The expression of thyrotrophin-releasing hormone receptor 1 messenger ribonucleic acid in human pituitary adenomas

• Published in: Clinical endocrinology (Oxford) Vol. 54; no. 3; pp. 309 - 316
• Main Authors: Kim, Kyongsong, Arai, Keiko, Sanno, Naoko, Teramoto, Akira, Shibasaki, Tamotsu
• Format: Journal Article
• Language: English
• Published: Oxford, UK Blackwell Science Ltd 01.03.2001; Blackwell; Wiley Subscription Services, Inc
• Subjects: Acromegaly - metabolism; Adenoma - metabolism; Adult; Analysis of Variance; Biological and medical sciences; Endocrinopathies; Humans; Hypothalamus. Hypophysis. Epiphysis (diseases); Medical sciences; Middle Aged; Non tumoral diseases. Target tissue resistance. Benign neoplasms; Pituitary Neoplasms - metabolism; Prolactinoma - metabolism; Receptors, Thyrotropin-Releasing Hormone - genetics; Reverse Transcriptase Polymerase Chain Reaction; RNA, Messenger - analysis; Thyrotropin - metabolism; Endocrinopathy; Human; Pathophysiology; Diseases of the osteoarticular system; Somatotropin hormone; Acromegaly; Adenoma; Gene expression; Genetic determinism; Hypothalamic hormone; Secretory tumor; Prolactinoma; Thyrotropin releasing hormone; Messenger RNA; Adenohypophyseal hormone; Pituitary diseases; Hormonal regulation; Benign neoplasm; Hormone releasing factor; Hormonal receptor
• ISSN: 0300-0664; 1365-2265
• DOI: 10.1046/j.1365-2265.2001.01237.x

Thyrotrophin‐releasing hormone (TRH) paradoxically induces the release of growth hormone (GH) when injected intravenously into acromegalic patients, although the mechanism of this action is unknown at present. Several research groups have reported that the level of TRH receptor‐1 (TRHR‐1) mRNA expression is variable in pituitary adenomas, and does not correlate with the degree of paradoxical GH response to TRH administration in a limited number of acromegalic patients.

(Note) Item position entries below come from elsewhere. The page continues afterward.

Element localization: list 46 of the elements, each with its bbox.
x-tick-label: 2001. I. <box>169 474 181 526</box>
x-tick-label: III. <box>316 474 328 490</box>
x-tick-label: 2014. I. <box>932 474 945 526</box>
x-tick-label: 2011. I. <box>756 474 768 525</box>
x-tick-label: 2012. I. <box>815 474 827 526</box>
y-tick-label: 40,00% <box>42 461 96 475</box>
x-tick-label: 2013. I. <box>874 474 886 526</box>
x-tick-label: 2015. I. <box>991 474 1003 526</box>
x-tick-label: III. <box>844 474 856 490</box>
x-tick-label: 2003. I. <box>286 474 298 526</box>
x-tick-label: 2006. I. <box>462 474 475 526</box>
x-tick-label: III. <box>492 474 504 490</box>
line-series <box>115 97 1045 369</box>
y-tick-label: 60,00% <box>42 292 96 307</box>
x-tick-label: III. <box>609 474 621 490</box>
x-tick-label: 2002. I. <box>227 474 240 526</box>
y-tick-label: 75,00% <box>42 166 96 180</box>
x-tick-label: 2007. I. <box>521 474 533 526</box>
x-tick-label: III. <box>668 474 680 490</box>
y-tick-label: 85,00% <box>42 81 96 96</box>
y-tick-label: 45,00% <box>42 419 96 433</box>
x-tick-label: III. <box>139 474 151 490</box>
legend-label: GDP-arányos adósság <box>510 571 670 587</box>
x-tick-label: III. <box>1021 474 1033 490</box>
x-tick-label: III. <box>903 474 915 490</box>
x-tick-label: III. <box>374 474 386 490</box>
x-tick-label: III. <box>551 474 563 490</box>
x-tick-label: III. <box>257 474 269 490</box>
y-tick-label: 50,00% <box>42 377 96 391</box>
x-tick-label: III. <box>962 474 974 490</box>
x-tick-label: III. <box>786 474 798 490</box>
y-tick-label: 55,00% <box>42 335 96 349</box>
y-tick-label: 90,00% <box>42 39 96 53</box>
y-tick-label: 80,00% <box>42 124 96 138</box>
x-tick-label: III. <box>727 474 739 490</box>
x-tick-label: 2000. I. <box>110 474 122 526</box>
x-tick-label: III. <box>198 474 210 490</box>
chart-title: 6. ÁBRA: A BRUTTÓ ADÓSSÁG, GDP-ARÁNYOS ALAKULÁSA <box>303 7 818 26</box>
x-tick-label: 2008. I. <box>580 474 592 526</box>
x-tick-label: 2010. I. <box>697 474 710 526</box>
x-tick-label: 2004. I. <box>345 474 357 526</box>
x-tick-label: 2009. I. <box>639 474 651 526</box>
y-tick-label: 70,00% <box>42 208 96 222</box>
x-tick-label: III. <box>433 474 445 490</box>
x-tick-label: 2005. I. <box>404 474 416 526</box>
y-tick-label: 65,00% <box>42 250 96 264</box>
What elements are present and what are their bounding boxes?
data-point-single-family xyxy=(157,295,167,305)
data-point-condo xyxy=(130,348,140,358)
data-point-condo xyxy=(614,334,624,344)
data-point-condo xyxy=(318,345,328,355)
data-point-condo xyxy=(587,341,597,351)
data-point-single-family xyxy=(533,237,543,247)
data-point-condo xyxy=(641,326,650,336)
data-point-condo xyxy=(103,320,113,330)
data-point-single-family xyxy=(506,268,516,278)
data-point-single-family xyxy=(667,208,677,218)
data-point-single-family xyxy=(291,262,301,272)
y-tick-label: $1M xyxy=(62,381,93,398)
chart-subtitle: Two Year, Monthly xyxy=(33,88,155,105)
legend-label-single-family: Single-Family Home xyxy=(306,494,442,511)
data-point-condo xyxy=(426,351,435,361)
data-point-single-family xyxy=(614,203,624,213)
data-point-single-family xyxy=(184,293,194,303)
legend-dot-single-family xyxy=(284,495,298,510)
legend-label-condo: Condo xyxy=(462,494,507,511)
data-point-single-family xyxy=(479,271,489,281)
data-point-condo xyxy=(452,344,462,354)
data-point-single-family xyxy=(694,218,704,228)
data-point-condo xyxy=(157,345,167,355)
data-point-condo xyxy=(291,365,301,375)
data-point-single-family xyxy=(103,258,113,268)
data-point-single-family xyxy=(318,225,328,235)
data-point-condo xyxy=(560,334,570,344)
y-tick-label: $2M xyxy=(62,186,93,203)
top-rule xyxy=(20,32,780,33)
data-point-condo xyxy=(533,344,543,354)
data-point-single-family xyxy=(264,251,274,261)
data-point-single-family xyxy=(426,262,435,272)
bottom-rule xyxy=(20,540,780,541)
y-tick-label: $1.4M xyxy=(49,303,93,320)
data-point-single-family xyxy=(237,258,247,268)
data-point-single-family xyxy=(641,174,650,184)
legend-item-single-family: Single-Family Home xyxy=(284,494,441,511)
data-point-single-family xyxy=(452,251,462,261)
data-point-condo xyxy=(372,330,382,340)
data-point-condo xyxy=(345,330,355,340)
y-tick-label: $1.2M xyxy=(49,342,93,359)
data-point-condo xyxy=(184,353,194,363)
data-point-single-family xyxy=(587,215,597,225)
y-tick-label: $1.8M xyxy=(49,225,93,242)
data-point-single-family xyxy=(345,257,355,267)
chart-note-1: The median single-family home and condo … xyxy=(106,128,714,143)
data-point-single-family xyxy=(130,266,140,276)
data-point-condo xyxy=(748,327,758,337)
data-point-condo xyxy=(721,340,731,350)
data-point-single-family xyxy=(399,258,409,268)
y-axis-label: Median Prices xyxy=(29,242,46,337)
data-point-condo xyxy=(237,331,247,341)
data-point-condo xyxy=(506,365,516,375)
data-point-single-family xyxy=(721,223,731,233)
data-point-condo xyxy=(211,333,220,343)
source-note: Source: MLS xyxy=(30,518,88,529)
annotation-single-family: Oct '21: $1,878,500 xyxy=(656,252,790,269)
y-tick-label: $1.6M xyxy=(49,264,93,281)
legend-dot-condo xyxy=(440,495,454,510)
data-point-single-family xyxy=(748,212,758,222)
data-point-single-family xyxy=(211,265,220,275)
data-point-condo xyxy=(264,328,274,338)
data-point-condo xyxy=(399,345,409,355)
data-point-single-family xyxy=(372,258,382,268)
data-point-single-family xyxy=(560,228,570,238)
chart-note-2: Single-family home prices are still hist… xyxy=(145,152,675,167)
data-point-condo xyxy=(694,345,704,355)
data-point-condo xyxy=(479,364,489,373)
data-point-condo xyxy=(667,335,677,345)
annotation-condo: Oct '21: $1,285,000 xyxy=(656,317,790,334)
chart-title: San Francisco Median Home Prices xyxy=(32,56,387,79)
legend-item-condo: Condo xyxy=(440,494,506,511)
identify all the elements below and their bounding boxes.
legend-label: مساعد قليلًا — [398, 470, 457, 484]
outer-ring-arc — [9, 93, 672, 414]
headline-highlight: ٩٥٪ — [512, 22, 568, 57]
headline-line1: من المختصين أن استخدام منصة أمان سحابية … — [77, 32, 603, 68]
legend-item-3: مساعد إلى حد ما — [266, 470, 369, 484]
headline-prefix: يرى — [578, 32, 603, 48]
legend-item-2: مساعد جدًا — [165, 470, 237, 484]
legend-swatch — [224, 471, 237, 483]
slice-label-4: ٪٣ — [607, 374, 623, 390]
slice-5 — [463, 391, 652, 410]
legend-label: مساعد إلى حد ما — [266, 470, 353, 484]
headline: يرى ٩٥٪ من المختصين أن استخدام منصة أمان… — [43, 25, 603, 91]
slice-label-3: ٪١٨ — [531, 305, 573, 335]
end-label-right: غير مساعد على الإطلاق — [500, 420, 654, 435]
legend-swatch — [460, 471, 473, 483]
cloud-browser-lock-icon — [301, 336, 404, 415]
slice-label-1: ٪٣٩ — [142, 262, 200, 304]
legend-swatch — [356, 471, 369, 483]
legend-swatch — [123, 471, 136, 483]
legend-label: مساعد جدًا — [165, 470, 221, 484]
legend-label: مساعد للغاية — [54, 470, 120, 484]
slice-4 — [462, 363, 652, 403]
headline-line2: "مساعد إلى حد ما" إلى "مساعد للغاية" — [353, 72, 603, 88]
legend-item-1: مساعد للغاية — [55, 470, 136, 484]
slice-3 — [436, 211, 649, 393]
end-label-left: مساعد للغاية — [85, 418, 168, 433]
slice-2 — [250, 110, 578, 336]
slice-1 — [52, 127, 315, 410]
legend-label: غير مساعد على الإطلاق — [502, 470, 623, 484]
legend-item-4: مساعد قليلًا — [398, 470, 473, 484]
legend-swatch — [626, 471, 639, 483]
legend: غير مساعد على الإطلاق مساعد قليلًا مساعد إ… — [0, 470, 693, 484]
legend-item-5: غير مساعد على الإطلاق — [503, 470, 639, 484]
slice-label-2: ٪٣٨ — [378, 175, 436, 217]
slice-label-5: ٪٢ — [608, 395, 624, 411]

We aimed to compare the expression levels of TRHR‐1 mRNA among various types of pituitary adenoma and to clarify whether these levels correlate with the degree of pituitary hormone response to TRH. Pituitary adenoma tissue was obtained by surgery from 14 patients with acromegaly, four with prolactinomas, nine with nonfunctioning adenomas and one with a TSH‐producing adenoma. The level of human TRHR‐1 mRNA expression in each adenoma was quantified using the competitive reverse transcription polymerase chain reaction (RT‐PCR) method. For amplification of a TRHR‐1 cDNA fragment, a sense primer was designed according to the sequence in exon 2 and an antisense primer designed according to the sequence located at the region in exon 3 that does not encode for the alternative splicing‐generated short form of TRHR‐1 mRNA. TRHR‐1 mRNA was detected in all pituitary adenomas examined and did not correlate with their size. The mean level of TRHR‐1 mRNA expression was significantly lower in GH‐producing adenomas than in prolactinomas and nonfunctioning adenomas (1·4 ± 0·4 × 10−2 attomol/μg total RNA, 10·7 3·4 × 10−2 attomol/μg total RNA, and 7·2 ± 3·3 × 10−2 attomol/g total RNA, respectively). The ratio of plasma peak GH induced by TRH administration to the basal level of plasma GH in the patients with acromegaly correlated positively with the level of TRHR‐1 mRNA expression in their GH‐producing adenomas (r = 0·620, P = 0·0179). The responsiveness of plasma PRL and gonadotrophin to TRH in the patients with prolactinoma and nonfunctioning pituitary adenoma did not significantly correlate with the levels of TRHR‐1 mRNA expression in their pituitary adenomas, respectively. The findings of the present study suggest that the level of TRHR‐1 mRNA expression varies among different types of pituitary adenoma. Furthermore, in acromegaly, the responsiveness of plasma GH to TRH administration appears to at least partially depend on the level of TRHR‐1 mRNA expression in the GH‐producing pituitary adenoma.